Elisabeth Vincentelli
The New York Times

Em 2011, um papel de destaque no grande sucesso do cinema francês “Os Intocáveis” valeu a Omar Sy um prêmio César como melhor ator, e uma oportunidade de fazer carreira em Hollywood, com papéis em filmes como “X-Men: Dias de um Futuro Esquecido” e “Jurassic World - O Mundo dos Dinossauros”.

O sucesso transformou Sy, nascido perto de Paris, filho de imigrantes da África Ocidental, em astro, e seu prestígio levou a poderosa produtora Gaumont a o procurar para perguntar que papel ele sonhava interpretar.

“Se eu fosse britânico, teria dito James Bond, mas, já que sou francês, respondi Arsène Lupin”, ele disse em francês numa recente conversa em vídeo, de sua casa em Los Angeles. “Ele é brincalhão, ele é esperto, ele rouba, ele vive cercado de mulheres.
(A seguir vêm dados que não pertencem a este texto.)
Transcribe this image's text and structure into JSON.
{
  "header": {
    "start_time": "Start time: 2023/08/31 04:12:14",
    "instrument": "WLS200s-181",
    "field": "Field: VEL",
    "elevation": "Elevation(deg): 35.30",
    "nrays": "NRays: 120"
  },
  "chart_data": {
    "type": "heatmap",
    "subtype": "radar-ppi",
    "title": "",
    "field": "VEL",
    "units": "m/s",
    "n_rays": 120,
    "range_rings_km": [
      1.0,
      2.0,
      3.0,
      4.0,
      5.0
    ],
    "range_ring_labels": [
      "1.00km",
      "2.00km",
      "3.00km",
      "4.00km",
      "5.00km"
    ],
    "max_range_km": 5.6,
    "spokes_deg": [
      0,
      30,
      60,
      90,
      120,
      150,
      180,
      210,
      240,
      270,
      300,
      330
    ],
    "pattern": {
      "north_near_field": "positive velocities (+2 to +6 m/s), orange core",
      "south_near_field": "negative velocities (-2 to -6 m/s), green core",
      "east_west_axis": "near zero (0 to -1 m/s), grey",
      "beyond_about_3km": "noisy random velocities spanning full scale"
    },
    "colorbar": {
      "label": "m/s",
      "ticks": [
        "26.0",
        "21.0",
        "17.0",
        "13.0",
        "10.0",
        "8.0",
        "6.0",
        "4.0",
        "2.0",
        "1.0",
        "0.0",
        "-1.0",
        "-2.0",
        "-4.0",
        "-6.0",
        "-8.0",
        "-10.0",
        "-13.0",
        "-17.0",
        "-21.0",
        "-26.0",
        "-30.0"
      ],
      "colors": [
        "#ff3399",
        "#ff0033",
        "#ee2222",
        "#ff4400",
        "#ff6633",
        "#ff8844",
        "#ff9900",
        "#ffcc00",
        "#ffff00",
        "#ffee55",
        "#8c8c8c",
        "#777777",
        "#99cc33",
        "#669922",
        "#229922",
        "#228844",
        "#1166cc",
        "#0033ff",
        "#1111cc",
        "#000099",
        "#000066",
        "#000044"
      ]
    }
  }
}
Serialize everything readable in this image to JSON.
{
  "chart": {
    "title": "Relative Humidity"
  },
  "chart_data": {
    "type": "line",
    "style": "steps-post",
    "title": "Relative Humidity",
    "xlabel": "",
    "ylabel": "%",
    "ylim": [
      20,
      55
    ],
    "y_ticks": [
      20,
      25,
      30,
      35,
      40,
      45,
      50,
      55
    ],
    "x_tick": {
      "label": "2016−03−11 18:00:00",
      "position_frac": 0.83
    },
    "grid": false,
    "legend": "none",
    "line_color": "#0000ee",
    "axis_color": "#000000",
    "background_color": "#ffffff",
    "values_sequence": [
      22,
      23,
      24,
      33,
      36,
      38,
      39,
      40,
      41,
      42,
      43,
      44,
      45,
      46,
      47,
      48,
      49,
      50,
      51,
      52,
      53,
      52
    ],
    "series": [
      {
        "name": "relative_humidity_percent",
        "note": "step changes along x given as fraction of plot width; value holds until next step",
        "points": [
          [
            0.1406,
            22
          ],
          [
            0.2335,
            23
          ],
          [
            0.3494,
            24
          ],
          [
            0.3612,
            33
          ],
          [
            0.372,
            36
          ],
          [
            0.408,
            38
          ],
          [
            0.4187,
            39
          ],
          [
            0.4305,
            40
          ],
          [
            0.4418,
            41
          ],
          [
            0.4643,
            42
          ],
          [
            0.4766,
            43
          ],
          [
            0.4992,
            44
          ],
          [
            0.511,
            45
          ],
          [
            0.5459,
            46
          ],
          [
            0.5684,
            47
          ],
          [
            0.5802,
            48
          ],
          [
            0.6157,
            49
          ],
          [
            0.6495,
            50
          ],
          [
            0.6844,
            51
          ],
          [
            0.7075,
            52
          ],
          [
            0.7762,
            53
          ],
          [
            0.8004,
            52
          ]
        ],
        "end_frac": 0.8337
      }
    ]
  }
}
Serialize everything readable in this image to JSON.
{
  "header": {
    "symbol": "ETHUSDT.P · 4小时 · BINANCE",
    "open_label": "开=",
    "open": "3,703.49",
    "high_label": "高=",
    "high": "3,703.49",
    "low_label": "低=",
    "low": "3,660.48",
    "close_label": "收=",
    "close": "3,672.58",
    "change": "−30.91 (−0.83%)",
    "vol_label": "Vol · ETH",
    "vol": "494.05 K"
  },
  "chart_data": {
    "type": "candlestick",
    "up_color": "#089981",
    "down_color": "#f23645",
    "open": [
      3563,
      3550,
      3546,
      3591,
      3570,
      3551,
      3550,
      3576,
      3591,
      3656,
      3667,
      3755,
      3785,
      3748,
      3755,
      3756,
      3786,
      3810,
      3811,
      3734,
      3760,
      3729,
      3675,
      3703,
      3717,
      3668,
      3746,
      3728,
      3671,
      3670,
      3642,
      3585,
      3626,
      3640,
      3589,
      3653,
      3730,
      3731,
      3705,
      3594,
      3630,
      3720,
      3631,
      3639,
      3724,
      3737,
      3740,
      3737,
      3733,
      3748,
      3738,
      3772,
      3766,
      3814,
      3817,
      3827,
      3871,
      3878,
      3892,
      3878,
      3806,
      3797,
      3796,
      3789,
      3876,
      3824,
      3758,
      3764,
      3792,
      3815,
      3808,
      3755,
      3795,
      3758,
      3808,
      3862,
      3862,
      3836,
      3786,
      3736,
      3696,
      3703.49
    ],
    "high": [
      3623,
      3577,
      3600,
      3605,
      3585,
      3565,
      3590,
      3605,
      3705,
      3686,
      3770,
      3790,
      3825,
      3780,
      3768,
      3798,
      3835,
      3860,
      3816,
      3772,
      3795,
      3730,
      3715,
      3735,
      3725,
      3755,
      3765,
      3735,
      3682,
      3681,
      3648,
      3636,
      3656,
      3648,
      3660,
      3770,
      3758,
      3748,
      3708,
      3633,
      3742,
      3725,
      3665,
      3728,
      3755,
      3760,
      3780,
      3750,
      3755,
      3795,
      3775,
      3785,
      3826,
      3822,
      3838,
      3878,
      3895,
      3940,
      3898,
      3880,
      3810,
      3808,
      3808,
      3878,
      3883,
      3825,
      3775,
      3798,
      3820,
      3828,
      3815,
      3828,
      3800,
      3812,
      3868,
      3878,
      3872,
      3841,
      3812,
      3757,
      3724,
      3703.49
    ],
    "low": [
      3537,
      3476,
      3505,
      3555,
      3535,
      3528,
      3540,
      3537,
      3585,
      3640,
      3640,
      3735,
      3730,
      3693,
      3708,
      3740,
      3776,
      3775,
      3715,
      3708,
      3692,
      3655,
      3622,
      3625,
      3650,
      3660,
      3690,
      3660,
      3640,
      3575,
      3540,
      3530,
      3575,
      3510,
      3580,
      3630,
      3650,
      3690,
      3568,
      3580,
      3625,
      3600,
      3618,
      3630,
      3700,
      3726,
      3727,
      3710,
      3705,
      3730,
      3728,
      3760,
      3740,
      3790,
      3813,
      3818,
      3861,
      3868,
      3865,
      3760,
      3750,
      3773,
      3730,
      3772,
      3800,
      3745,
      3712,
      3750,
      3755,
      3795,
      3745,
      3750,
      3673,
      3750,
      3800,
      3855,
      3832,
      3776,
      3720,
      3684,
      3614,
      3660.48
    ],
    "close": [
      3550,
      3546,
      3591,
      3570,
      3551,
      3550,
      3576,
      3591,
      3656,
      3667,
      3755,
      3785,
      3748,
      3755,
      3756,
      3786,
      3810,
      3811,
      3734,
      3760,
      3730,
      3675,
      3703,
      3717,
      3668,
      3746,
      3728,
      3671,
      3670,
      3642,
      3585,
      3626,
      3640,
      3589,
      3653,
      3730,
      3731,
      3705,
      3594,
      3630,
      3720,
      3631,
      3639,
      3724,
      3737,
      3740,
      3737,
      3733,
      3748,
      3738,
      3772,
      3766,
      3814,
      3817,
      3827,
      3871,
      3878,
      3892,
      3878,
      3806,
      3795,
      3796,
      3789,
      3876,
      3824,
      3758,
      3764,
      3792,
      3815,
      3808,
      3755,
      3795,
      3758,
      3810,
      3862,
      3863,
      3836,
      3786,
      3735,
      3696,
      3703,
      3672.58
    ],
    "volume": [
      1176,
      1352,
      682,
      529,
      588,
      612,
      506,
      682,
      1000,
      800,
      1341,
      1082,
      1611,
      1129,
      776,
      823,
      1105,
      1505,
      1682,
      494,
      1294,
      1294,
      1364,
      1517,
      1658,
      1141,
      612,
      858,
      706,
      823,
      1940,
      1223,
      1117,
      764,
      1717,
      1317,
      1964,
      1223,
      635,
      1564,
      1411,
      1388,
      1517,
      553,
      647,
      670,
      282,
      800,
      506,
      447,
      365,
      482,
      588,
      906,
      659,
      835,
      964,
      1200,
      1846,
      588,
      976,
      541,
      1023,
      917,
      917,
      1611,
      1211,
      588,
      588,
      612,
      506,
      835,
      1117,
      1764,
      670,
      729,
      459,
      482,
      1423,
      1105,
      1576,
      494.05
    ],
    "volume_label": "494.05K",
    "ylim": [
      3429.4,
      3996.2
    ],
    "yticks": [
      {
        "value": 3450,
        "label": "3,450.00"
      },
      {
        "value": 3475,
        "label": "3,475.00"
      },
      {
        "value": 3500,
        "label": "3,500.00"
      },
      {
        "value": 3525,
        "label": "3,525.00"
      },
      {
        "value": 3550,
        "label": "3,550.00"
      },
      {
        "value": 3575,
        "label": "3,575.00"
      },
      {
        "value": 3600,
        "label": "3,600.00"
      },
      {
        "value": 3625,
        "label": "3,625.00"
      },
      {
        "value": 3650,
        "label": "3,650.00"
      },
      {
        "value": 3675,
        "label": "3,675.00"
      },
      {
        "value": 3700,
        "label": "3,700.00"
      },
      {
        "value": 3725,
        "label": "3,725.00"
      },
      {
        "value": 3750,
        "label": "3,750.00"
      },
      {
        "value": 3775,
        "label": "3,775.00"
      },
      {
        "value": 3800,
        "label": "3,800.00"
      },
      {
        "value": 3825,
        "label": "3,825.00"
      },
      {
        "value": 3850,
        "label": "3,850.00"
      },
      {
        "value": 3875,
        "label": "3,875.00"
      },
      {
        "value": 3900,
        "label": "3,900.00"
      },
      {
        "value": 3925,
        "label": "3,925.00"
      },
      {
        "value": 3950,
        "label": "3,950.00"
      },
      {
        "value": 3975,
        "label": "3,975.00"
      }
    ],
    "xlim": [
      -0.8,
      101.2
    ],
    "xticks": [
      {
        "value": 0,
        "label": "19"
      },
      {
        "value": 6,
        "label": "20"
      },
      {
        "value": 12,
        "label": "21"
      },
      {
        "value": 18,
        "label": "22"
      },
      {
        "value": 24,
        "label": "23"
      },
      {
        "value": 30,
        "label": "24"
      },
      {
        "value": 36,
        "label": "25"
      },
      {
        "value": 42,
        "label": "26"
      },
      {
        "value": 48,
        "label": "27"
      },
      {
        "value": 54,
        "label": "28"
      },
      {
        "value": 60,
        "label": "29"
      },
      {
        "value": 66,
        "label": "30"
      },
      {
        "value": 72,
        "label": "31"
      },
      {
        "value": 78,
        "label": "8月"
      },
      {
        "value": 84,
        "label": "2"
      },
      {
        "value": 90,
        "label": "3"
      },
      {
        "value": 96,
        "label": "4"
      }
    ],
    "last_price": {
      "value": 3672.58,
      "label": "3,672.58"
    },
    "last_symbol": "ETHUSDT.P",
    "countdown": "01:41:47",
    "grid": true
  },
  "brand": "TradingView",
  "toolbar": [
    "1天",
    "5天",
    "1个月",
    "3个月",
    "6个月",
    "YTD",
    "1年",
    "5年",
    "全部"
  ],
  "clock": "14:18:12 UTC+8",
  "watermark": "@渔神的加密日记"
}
E ele é um personagem que interpreta personagens. Para um ator, isso é o melhor”.

Cena da 1ª temporada de Lupin, com Omar Sy
Cena da 1ª temporada de Lupin, com Omar Sy - Netflix/Divulgação

Poucos anos depois daquela conversa com a Gaumont, um bloco de cinco episódios da nova série de Sy, “Lupin”, falada em francês, estreou na Netflix. Menos de uma semana mais tarde, a série, uma história cheia de estilo passada no coração de Paris, se tornou o segundo maior sucesso do serviço de streaming nos Estados Unidos.

Foi a primeira vez que uma série francesa estreou entre as dez mais vistas da companhia, de acordo com a Netflix. Um segundo bloco de episódios já foi filmado e deve ser lançado em algum momento deste ano. Mas há uma surpresa na trama. Arsène Lupin não é um personagem na série que leva seu nome –pelo menos não em pessoa. A esta altura, porém, muitos leitores devem estar se perguntando “Lup... o quê?”.

Criado pelo escritor francês Maurice Leblanc em 1905, Arsène Lupin é um membro de elite na gangue de adoráveis malfeitores conhecidos como “cavalheiros ladrões”. Como Thomas Crown, Danny Ocean, Simon Templar e (para incluir uma dama) Selina Kyle, Lupin é elegante e eficiente. Prefere se disfarçar e empregar a persuasão a recorrer à violência, e é tão encantador que suas vítimas praticamente o agradecem por as roubar.

Herói de numerosos contos e romances, Lupin foi visto inicialmente como a resposta francesa a um determinado detetive britânico. Leblanc chegou a ousar escrever histórias não autorizadas estreladas por um certo Herlock Sholmès.

A França já produziu muitas adaptações das histórias estreladas pelo gatuno, para o cinema e a televisão. Uma geração inteira ainda consegue cantar a canção-tema da série de TV sobre o personagem que foi exibida entre 1971 e 1974. Um filme com produção caprichada sobre Lupin, estrelado por Romain Duris, foi lançado em 2004.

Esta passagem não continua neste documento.